Yang menarik, banyak penumpang membeli dari mereka bukan karena butuh. Bukan karena lapar, atau haus. Tapi karena... iba. Iba yang lahir dari melihat tubuh kurus dan suara lirih. Iba yang muncul saat tatapan memohon menyentuh lubuk hati yang barangkali sudah lama ditutup oleh kesibukan kota. Dan di situlah, di titik rapuh itulah, aku tiba-tiba teringat pada Stoisisme, sebuah paham yang sering dipuja sebagai solusi hidup modern. Filsafat yang mengajarkan kita untuk tidak larut dalam emosi. Untuk tidak menggantungkan kebahagiaan pada hal-hal di luar kendali kita. Untuk tabah, tenang, menerima, dan melampaui gejolak batin. Rasional. Stabil. Dingin bila perlu.

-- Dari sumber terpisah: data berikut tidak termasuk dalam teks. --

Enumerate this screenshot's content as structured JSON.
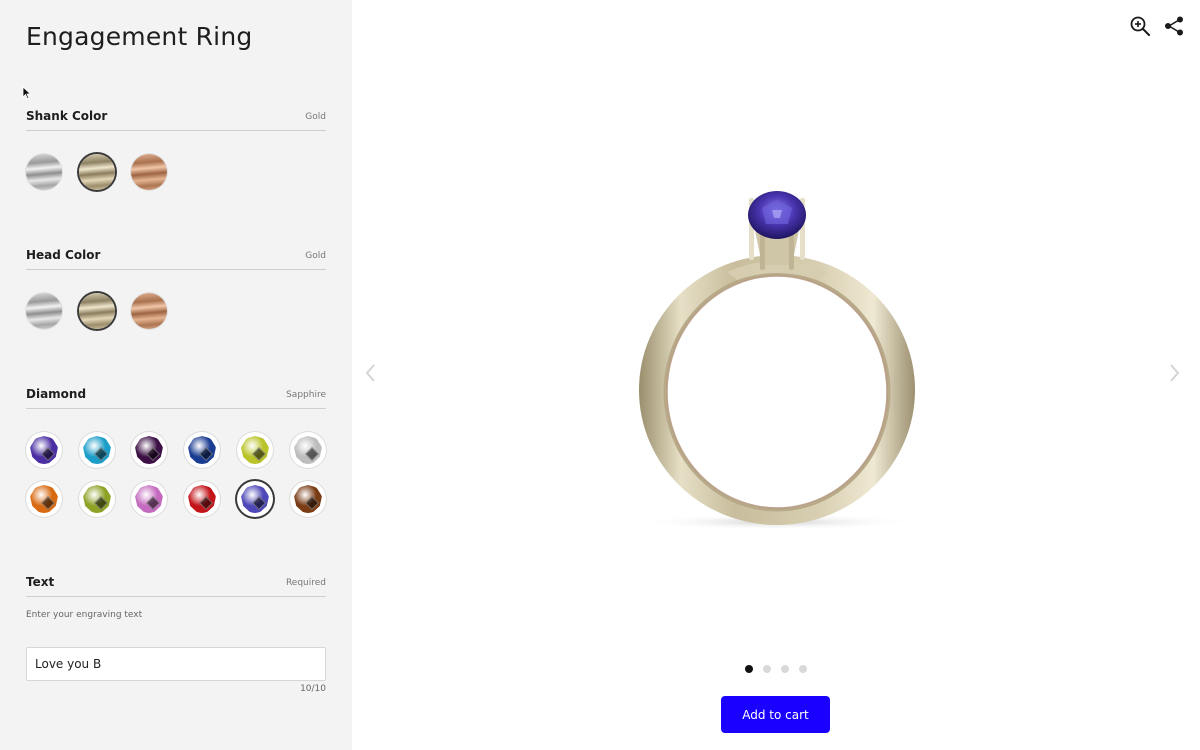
{
  "sidebar": {
    "title": "Engagement Ring",
    "shank": {
      "label": "Shank Color",
      "value": "Gold",
      "options": [
        "silver",
        "gold",
        "rose"
      ]
    },
    "head": {
      "label": "Head Color",
      "value": "Gold",
      "options": [
        "silver",
        "gold",
        "rose"
      ]
    },
    "diamond": {
      "label": "Diamond",
      "value": "Sapphire",
      "colors": [
        "#4b2fa3",
        "#1c9ec9",
        "#3c0f45",
        "#1b3c93",
        "#b9c42a",
        "#bdbdbd",
        "#d86a12",
        "#8ea226",
        "#c46bbf",
        "#c3141a",
        "#4e47b8",
        "#7a3c15"
      ]
    },
    "text": {
      "label": "Text",
      "status": "Required",
      "hint": "Enter your engraving text",
      "value": "Love you B",
      "counter": "10/10"
    }
  },
  "viewer": {
    "add_to_cart": "Add to cart",
    "dots_count": 4,
    "active_dot": 0
  },
  "colors": {
    "accent": "#1a00ff",
    "sidebar_bg": "#f3f3f3"
  }
}
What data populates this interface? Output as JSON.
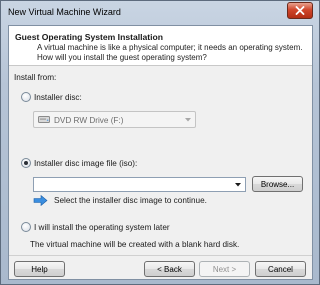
{
  "window": {
    "title": "New Virtual Machine Wizard",
    "close_icon": "close-x-icon"
  },
  "header": {
    "title": "Guest Operating System Installation",
    "subtitle": "A virtual machine is like a physical computer; it needs an operating system. How will you install the guest operating system?"
  },
  "install_from": {
    "label": "Install from:"
  },
  "options": {
    "installer_disc": {
      "label": "Installer disc:",
      "selected": false,
      "drive": {
        "value": "DVD RW Drive (F:)",
        "icon": "dvd-drive-icon"
      }
    },
    "iso": {
      "label": "Installer disc image file (iso):",
      "selected": true,
      "value": "",
      "browse_label": "Browse...",
      "hint_icon": "info-arrow-icon",
      "hint": "Select the installer disc image to continue."
    },
    "later": {
      "label": "I will install the operating system later",
      "selected": false,
      "description": "The virtual machine will be created with a blank hard disk."
    }
  },
  "footer": {
    "help_label": "Help",
    "back_label": "< Back",
    "next_label": "Next >",
    "cancel_label": "Cancel"
  },
  "colors": {
    "accent": "#2b7ccf",
    "close_red": "#c23a1e"
  }
}
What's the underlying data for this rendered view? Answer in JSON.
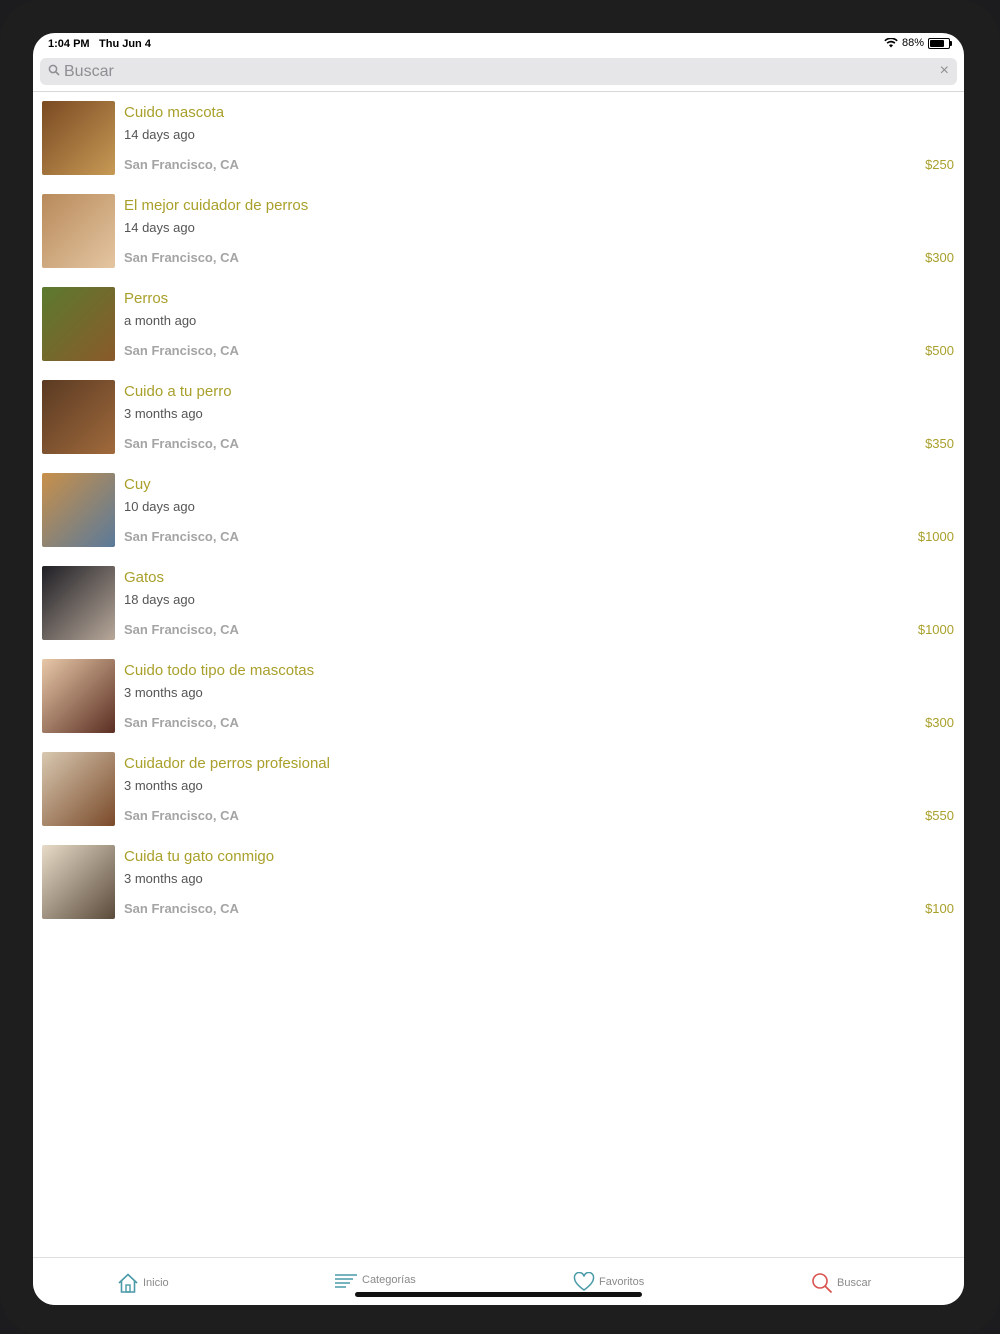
{
  "status": {
    "time": "1:04 PM",
    "date": "Thu Jun 4",
    "battery": "88%",
    "battery_level": 0.88
  },
  "search": {
    "placeholder": "Buscar",
    "clear": "×"
  },
  "listings": [
    {
      "title": "Cuido mascota",
      "ago": "14 days ago",
      "location": "San Francisco, CA",
      "price": "$250",
      "thumb": [
        "#7a4a22",
        "#c79a55"
      ]
    },
    {
      "title": "El mejor cuidador de perros",
      "ago": "14 days ago",
      "location": "San Francisco, CA",
      "price": "$300",
      "thumb": [
        "#b88a5a",
        "#e4c6a2"
      ]
    },
    {
      "title": "Perros",
      "ago": "a month ago",
      "location": "San Francisco, CA",
      "price": "$500",
      "thumb": [
        "#5b7a2f",
        "#8a5a2a"
      ]
    },
    {
      "title": "Cuido a tu perro",
      "ago": "3 months ago",
      "location": "San Francisco, CA",
      "price": "$350",
      "thumb": [
        "#5a3a22",
        "#a06a3c"
      ]
    },
    {
      "title": "Cuy",
      "ago": "10 days ago",
      "location": "San Francisco, CA",
      "price": "$1000",
      "thumb": [
        "#c8904a",
        "#5a7a9a"
      ]
    },
    {
      "title": "Gatos",
      "ago": "18 days ago",
      "location": "San Francisco, CA",
      "price": "$1000",
      "thumb": [
        "#1e1e24",
        "#b8a89a"
      ]
    },
    {
      "title": "Cuido todo tipo de mascotas",
      "ago": "3 months ago",
      "location": "San Francisco, CA",
      "price": "$300",
      "thumb": [
        "#e8c8a8",
        "#5a2e22"
      ]
    },
    {
      "title": "Cuidador de perros profesional",
      "ago": "3 months ago",
      "location": "San Francisco, CA",
      "price": "$550",
      "thumb": [
        "#d8c8b0",
        "#7a4a2a"
      ]
    },
    {
      "title": "Cuida tu gato conmigo",
      "ago": "3 months ago",
      "location": "San Francisco, CA",
      "price": "$100",
      "thumb": [
        "#e8dcc8",
        "#5a4a3a"
      ]
    }
  ],
  "tabs": [
    {
      "label": "Inicio",
      "icon": "home-icon",
      "color": "#4a9aa8"
    },
    {
      "label": "Categorías",
      "icon": "list-icon",
      "color": "#4a9aa8"
    },
    {
      "label": "Favoritos",
      "icon": "heart-icon",
      "color": "#4a9aa8"
    },
    {
      "label": "Buscar",
      "icon": "search-icon",
      "color": "#d9534f"
    }
  ]
}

Tapi melihat para pedagang itu, dan wajah-wajah penumpang yang tergerak membeli hanya karena rasa iba, saya tergugah oleh satu pertanyaan, Apakah dunia akan tetap manusiawi jika semua orang menjadi Stoik yang sempurna?

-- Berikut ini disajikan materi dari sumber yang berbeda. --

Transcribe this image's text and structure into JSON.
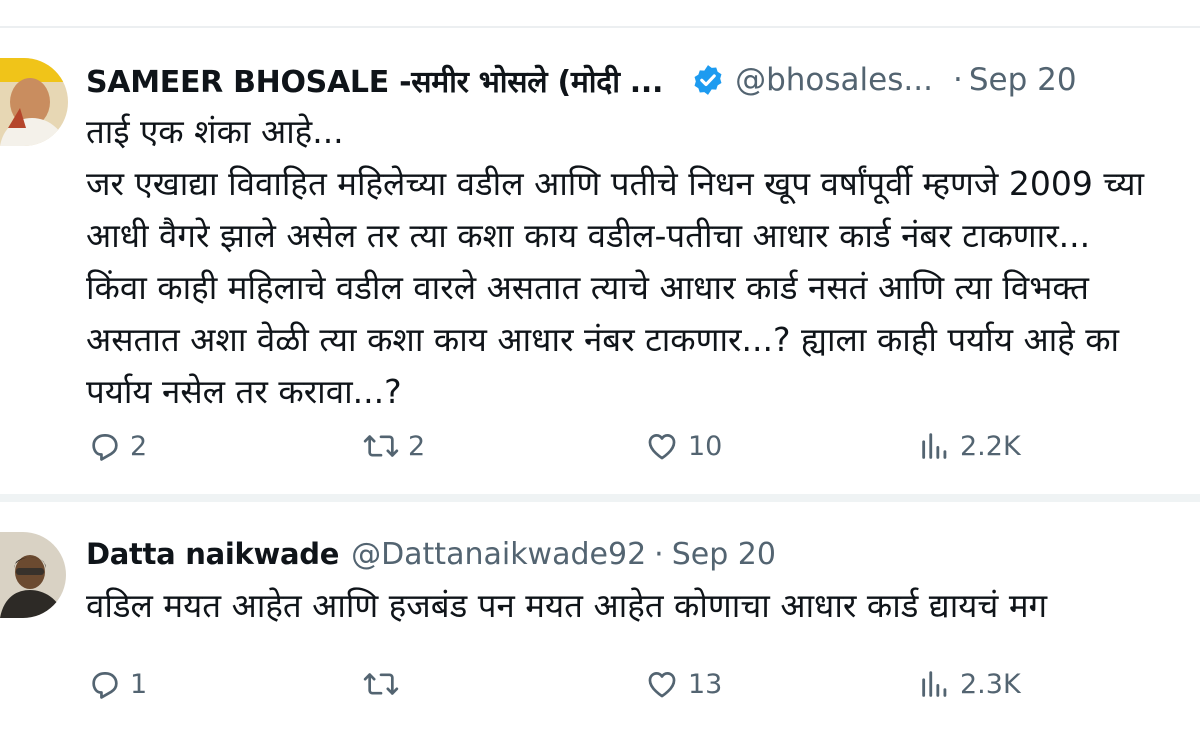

Bayangkan, jika semua orang di kapal itu mempraktikkan Stoisisme secara ekstrem, Mereka tidak akan membeli dagangan, karena tidak butuh. Mereka tidak akan tergerak oleh emosi, karena “itu di luar kendali”. Mereka akan tenang, netral, tidak terpengaruh oleh penderitaan orang lain. Dan para pedagang itu... akan pulang dengan tangan hampa. Dengan luka yang lebih dalam dari sekadar penolakan. Luka karena dianggap tidak cukup penting untuk mengganggu ketenangan orang lain.
Ketabahan yang diajarkan Stoik memang memikat. Ia menawarkan pelampiasan tanpa kemarahan, penerimaan tanpa air mata, kekuatan tanpa harus merasa. Tapi justru di sanalah letak bahayanya, KETABAHAN yang MEMBUNUH rasa. Dalam psikologi modern, menekan emosi secara terus-menerus bukan hanya tidak sehat, ia bisa menyebabkan trauma yang tersembunyi, kelelahan emosional, bahkan rasa keterasingan dari diri sendiri. Otak kita, secara neurologis, membutuhkan ruang untuk menangis, marah, cemas, dan berharap. Emosi bukan kebocoran logika, ia adalah peta yang menuntun kita memahami kemanusiaan. Dan lebih jauh dari itu, jika ketabahan membuat kita tidak lagi terganggu oleh penderitaan sesama, bukankah kita telah kehilangan sesuatu yang paling mendasar dari menjadi manusia?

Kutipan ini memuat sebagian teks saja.